Top-Bezirke bei Mehrfamilienhaus-Transaktionen
2024 wurden besonders viele Mehrfamilienhaus-Verkäufe in folgenden Berliner Bezirken registriert:
- Steglitz-Zehlendorf: 76 Verkäufe (Anstieg um 10 %)
- Charlottenburg-Wilmersdorf: 73 Verkäufe (Anstieg um 4 %)
- Berlin-Mitte: 71 Verkäufe (Anstieg um 22 %)
- Reinickendorf: 62 Verkäufe (Anstieg um 41 %)
- Treptow-Köpenick: 60 Verkäufe (Anstieg um 9 %)
Für Anleger zeigt diese Verteilung: Der Berliner Markt ist nicht nur in den klassischen Toplagen aktiv.

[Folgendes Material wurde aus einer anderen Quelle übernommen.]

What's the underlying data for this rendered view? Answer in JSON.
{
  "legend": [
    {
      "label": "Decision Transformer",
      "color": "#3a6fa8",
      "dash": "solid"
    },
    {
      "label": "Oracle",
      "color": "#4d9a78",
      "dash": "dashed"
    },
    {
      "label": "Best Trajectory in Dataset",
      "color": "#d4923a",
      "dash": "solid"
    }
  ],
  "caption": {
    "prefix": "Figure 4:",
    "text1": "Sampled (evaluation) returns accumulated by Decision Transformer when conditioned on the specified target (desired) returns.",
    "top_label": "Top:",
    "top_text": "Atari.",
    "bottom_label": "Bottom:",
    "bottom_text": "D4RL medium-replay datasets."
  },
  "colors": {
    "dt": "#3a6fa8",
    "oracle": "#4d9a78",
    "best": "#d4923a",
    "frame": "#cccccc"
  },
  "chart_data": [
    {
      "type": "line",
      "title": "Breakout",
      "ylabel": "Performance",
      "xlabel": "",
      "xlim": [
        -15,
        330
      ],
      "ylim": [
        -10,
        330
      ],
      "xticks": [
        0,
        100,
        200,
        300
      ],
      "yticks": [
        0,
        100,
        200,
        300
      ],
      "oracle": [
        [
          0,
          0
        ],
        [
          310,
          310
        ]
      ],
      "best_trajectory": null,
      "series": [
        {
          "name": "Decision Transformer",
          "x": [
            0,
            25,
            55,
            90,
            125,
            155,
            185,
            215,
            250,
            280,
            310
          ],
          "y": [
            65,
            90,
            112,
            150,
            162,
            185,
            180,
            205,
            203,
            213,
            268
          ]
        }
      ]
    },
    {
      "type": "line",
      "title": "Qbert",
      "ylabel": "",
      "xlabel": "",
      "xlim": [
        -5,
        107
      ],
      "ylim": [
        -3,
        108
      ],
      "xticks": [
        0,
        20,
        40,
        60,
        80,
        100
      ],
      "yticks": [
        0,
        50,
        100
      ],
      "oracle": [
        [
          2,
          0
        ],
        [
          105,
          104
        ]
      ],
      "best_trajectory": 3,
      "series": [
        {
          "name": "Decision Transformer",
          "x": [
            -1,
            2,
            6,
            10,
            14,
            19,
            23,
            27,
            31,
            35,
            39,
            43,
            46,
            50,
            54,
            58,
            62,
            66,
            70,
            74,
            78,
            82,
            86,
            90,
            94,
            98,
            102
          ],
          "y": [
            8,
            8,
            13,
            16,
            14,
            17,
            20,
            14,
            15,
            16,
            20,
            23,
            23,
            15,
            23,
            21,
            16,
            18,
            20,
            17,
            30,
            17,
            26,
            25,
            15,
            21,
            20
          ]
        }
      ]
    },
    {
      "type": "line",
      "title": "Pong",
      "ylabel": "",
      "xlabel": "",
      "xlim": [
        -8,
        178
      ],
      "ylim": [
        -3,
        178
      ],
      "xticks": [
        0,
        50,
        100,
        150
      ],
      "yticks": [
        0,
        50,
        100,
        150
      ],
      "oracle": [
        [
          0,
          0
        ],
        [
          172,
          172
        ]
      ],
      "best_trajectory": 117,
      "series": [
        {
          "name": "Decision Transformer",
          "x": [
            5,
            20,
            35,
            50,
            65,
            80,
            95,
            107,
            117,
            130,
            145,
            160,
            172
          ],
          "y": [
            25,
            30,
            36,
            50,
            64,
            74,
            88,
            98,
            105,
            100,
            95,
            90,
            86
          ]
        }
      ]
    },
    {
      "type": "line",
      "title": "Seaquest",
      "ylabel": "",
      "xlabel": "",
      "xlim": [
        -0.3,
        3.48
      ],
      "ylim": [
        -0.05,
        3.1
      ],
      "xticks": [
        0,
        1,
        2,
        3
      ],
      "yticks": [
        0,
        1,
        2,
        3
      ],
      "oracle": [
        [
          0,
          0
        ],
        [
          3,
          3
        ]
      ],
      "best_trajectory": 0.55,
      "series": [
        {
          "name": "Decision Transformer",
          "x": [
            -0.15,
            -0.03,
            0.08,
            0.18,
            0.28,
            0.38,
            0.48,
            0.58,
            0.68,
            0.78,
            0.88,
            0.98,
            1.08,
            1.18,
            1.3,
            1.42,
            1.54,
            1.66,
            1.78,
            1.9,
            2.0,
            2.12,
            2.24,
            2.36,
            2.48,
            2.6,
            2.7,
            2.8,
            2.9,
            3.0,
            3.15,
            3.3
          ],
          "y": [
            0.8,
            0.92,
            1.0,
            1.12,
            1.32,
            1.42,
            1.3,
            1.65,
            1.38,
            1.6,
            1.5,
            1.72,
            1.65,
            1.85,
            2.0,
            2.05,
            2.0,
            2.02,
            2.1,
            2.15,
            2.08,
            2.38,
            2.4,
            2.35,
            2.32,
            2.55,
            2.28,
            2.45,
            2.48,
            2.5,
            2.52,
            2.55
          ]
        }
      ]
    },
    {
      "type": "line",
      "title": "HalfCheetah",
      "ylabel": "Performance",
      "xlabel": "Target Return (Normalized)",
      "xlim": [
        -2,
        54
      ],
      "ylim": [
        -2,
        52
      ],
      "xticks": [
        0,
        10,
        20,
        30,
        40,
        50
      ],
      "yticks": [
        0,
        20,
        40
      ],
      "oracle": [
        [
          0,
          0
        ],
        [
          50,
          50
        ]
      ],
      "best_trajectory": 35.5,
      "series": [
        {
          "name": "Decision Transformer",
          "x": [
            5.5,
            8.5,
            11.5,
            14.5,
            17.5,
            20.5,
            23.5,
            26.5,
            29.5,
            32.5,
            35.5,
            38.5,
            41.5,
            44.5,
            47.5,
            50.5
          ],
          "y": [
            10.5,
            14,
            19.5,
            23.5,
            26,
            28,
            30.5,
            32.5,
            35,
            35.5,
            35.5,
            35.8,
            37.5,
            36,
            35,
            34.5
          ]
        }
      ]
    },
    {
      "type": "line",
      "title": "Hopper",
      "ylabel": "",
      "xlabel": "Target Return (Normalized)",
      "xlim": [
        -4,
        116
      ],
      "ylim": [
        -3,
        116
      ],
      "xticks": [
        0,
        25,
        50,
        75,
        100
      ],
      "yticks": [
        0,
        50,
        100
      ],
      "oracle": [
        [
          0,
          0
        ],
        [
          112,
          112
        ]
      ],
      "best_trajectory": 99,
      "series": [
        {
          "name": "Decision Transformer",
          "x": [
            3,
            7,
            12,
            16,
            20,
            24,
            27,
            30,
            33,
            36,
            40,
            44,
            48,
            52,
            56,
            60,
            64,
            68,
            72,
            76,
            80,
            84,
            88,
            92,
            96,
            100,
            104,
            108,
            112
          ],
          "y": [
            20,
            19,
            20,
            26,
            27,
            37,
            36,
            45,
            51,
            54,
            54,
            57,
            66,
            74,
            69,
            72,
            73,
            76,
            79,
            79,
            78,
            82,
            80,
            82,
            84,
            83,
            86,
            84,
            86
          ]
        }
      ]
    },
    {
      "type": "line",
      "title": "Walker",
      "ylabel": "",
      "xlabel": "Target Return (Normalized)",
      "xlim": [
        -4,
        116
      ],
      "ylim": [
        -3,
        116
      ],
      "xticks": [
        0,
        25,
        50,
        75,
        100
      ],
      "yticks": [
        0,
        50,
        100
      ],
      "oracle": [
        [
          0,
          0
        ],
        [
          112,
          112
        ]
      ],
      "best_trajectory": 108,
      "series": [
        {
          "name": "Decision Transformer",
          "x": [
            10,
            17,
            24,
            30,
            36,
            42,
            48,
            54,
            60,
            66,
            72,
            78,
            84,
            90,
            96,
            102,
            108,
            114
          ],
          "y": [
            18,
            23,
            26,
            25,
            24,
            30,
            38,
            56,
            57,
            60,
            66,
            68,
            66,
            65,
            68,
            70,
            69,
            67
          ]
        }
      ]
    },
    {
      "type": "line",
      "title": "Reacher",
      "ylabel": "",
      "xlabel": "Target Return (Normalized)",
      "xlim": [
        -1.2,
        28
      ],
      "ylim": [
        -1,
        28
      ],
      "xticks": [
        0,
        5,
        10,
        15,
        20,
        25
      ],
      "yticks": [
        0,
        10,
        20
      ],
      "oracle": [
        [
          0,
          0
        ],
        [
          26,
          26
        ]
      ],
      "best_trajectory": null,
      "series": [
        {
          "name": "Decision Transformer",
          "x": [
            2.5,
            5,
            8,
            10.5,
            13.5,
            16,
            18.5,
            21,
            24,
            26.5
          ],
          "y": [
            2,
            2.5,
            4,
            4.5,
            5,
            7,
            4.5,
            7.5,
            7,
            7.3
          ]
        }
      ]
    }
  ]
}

Auch Bezirke mit soliden Wohnlagen, wachsender Nachfrage oder vergleichsweise moderateren Einstiegspreisen bleiben für Kapitalanleger interessant. Entscheidend ist, ob Kaufpreis, Mieteinnahmen, Objektqualität und Zukunftsperspektive zusammenpassen.
Welche Immobilien eignen sich in Berlin als Kapitalanlage?
In Berlin stehen für viele Anleger vor allem Mehrfamilienhäuser sowie Wohn- und Geschäftshäuser im Mittelpunkt. Beide Objektarten passen gut zu einem Markt, der von hoher Wohnraumnachfrage, unterschiedlichen Bezirksprofilen und einem großen Bestand an gemischt genutzten Immobilien geprägt ist.